121604-L-LOA few weeks ago I noticed that Australian’s leading reggae producer Mista Savona posted a link to Blue King Brown and The Congos’ Babylon a Fall. I didn’t know anything about Blue King Brown, but Mista Savona and The Congos sounded like a nice combination, so I listened to the tune, a tune featured on Blue King Brown’s third album Born Free.

When I listened to the tune and the album I was completely blown away. Some of the beat-driven tracks were absolutely stunning. It turned out that Blue King Brown is an eleven piece outfit fronted by the energetic Natalie Pa’apa’a and one of Australia’s premier live bands with a strong following around the world. They have over the years shared stages with a diverse range of artists, including Damian Marley, Santana, Julian Marley and Lauryn Hill.
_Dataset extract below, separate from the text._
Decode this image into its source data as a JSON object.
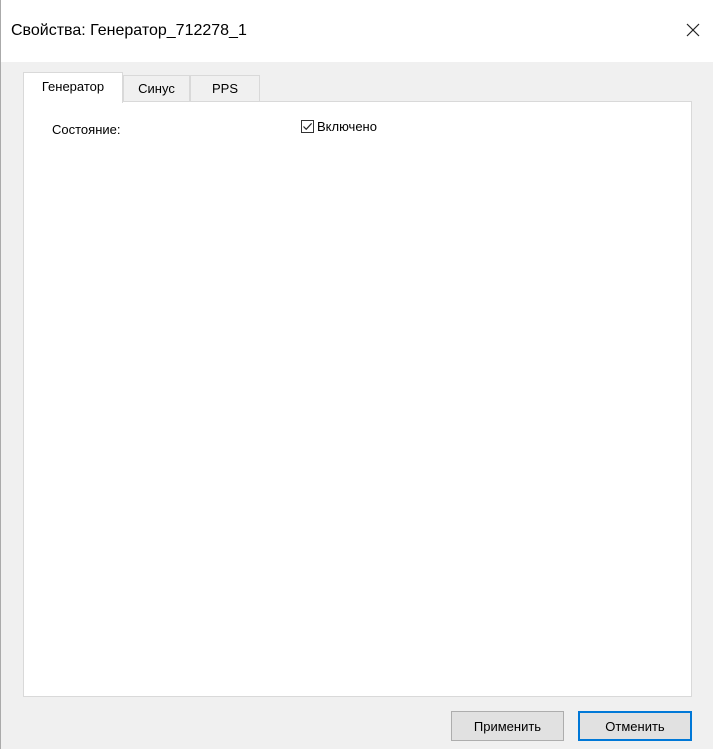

Blue King Brown dropped their debut EP almost ten years ago and they are known for powerhouse and percussion-driven riddims. Their approach is a punky one and Natalie Pa’apa’a’s vocal style is rebellious and confident. One Born Free they have collaborated with a variety of different producers – Mista Savona, the Grammy Award winning James Caruso, Styalz Fuego and Chris Macro. And the result is a powerful sonic experience.

Some of the highlights are downright militant. For example the dark Like a Lion and the pounding Renegade. Then there’s the anthemic All Nations – with a catchy break in the end – and the powerful Jesse Royal combination Righteous Ones.

But there are also a number of slower and smoother jams, particularly One People and Educate the Masses. Both acoustic and earnest.

Internet is fascinating. Two weeks ago I had no clue about Blue King Brown or Born Free. Now I have yet another contender for the best albums of 2014 list.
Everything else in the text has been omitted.